Aleck Zhaohui Wang1, Eyal Wurgaft1, Mallory Cecile Ringham1, Shuzhen Song2, Timothy Dellapenna3, James H Churchill4, Tanya Rivlin5 and Boaz Lazar6, (1)Woods Hole Oceanographic Institution, Marine Chemistry and Geochemistry, Woods Hole, MA, United States, (2)East China Normal University, State Key Laboratory of Estuarine and Coastal Research, Shanghai, China, (3)Texas A&M University at Galveston, Galveston, TX, United States, (4)Woods Hole Oceanographic Institution, Physical Oceanography, Woods Hole, MA, United States, (5)The Interuniversity Institute for Marine Sciences in Eilat, Eilat, Israel, (6)Hebrew University of Jerusalem, Earth Sciences Institute, Jerusalem, Israel
The effects of heterogeneous interactions between natural particles and seawater, such as particle-triggered CaCO3 precipitation, have been extensively studied in laboratory experiments. However, their in-situ effects on the carbon cycle have received surprisingly little attention. Recent studies in the Red Sea suggest these interactions can significantly affect the in-situ seawater carbon and alkalinity budgets.
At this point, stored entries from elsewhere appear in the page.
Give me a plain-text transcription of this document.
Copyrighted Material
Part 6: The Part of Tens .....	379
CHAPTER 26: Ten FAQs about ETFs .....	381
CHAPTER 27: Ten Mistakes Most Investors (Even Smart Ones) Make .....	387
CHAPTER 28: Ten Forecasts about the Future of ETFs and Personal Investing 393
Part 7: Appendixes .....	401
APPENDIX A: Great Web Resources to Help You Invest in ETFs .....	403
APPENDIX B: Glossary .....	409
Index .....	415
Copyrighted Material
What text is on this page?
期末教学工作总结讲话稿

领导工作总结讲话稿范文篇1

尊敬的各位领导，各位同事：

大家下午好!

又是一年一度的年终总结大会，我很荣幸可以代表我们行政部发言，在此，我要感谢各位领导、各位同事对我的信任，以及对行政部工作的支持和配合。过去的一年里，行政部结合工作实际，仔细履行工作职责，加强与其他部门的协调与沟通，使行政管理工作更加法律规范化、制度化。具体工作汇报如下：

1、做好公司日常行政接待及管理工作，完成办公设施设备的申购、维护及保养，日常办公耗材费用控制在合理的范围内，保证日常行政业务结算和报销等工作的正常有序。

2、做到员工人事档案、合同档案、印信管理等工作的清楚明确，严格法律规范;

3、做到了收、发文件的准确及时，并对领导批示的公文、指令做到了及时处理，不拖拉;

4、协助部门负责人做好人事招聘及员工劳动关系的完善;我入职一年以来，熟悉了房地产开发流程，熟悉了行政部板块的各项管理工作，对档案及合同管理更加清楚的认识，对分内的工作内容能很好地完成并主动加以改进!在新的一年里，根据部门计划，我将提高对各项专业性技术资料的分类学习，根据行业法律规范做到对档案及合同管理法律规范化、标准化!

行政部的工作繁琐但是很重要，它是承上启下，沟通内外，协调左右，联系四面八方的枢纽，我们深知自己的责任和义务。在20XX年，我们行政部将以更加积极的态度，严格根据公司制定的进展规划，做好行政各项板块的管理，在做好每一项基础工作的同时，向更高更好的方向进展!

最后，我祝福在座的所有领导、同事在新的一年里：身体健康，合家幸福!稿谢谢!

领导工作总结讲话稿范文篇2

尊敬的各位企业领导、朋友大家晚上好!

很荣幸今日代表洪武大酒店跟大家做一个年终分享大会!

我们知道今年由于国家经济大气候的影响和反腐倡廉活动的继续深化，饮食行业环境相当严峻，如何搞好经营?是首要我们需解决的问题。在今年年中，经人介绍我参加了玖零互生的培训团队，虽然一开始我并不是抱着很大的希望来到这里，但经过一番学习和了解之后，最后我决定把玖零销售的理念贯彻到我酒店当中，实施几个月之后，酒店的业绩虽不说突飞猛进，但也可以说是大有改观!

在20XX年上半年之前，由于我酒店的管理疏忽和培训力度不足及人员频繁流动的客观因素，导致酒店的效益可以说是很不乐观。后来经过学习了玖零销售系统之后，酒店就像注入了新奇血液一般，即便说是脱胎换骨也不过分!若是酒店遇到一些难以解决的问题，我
To study these effects in-situ in a broader scale in the coastal ocean, the particle-laden plumes of the Brazos and Mississippi Rivers and their adjacent waters in the northern Gulf of Mexico were sampled in fall of 2017. In both plume areas, dissolved inorganic carbon (DIC) and total alkalinity (TA) were significantly lower than the values expected from conservative mixing and biological effects. The suspended solids concentration in the Brazos plume was exceptionally high due to the floods caused by Hurricane Harvey. Consequently, its DIC and TA deficit after accouting for mixing and biology was approximatly 10 times of that observed in the Mississippi plume, which was unaffected by the hurricane. Particle-triggered chemical precipitation of CaCO3 most likely ocurred rapidly in both plumes, resulting in removal of DIC and TA from seawater. Interestingly, other interactions between particles and seawater may also occur along with CaCO3 precipitation, causing a deviation from the TA-to-DIC change ratio of 2, as expected from CaCO3 precipitation alone. This conclusion have been corroborated by laboratory experiments, which also reveal that cation-exchange and alteration of clay minerals may explain the deviation from the expected TA-to-DIC ratio in CaCO3 precipitation. Particle-triggered CaCO3 precipitation and other particle-seawater interactions can thus significantly modify seawater carbonate chemistry comparable to other physical and biogeochemical processes. This may represent an important, but previously overlooked pathway in the marine carbon cycle.